A study presented at the 14th International Headache Congress found that patients who get migraines with aura are at an increased risk for ischemic stroke when compared to patients who do not get migraines.
Patients who get migraines with aura are at an increased risk for ischemic stroke when compared to patients who do not get migraines, according to the results of a new study that was presented at the 14th International Headache Congress, hosted by the American Headache Society (AHS).
The team, led by Markus Schuerks, MD, MSc, of the division of preventative medicine at Brigham and Women’s Hospital and the neurology division at University Hospital Essen in Germany, found that migraineurs with aura are at a two-fold increased risk for ischemic stroke. The study showed that individuals who experienced migraines with aura were at a pooled relative risk of 2.16 (95% CI 1.53-3.03) for ischemic stroke, while individuals who experienced migraines without aura were at a pooled relative risk of 1.23 (95% CI 0.90-1.69) for ischemic stroke. Additionally, risk was increased for individuals with migraines who were 45 years of age or older, migraineurs who smoked, and women with migraines who used oral contraceptives.
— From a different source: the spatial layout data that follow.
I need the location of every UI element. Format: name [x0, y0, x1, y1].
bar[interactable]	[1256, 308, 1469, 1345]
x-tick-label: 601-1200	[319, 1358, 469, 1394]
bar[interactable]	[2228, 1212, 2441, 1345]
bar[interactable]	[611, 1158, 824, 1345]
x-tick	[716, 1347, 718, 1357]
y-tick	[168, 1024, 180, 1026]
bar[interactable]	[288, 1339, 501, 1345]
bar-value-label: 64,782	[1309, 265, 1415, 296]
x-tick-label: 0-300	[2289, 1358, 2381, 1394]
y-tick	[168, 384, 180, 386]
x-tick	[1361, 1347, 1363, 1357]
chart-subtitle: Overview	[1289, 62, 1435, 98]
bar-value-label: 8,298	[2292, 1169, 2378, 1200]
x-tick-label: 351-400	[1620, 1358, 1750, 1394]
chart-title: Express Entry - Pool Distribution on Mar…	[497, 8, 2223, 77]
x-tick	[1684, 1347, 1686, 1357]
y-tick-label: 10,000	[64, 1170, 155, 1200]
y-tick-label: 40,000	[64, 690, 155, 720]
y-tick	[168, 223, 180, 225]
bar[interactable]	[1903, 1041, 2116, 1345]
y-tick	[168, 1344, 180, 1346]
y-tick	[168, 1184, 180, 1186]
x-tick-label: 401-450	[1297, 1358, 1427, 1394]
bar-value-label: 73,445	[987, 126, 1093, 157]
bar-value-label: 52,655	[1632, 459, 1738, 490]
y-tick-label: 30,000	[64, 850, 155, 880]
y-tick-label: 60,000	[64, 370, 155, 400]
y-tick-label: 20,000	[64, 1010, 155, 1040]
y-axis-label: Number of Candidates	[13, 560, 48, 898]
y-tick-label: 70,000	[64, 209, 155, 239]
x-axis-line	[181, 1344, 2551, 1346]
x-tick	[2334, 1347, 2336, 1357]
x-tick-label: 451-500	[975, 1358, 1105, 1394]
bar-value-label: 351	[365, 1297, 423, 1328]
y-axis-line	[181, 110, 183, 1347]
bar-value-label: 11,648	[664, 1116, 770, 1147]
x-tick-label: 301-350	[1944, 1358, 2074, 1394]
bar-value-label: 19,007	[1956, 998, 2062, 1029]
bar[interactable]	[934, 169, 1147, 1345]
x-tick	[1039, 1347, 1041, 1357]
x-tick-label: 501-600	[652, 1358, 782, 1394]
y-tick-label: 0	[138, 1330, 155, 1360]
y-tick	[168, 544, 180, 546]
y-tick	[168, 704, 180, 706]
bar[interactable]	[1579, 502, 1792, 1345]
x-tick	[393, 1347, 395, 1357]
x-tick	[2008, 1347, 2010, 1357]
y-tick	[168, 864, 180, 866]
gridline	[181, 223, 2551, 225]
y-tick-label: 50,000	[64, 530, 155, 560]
The study also examined the associations between migraine and death from cardiovascular disease and migraine and heart attack. The researchers found that pooled relative risk was 1.03 (95% CI 0.79-1.34) for cardiovascular disease and 1.12 (95% CI 0.95-1.32) for heart attack
The research team collected nine studies published through January 2009 using electronic databases such as PubMed, EMBASE, and the Cochrane Library, including “case-control and cohort studies investigating the association between overall migraine or specific migraine subtypes and cardiovascular events.”
"Beyond its pain and debilitating side effects, migraine holds real risks associated with other disorders, including stroke," said Fred Sheftell, MD, AHS president. "This meta-analysis further validates the disease burden that migraine sufferers must bear and dramatically underscores the need for more research in migraine diagnosis and treatment."
The study team also included researchers from Albert Einstein College of Medicine, Merck, Montefiore Headache Center, and Pierre and Marie Curie University in Paris, France.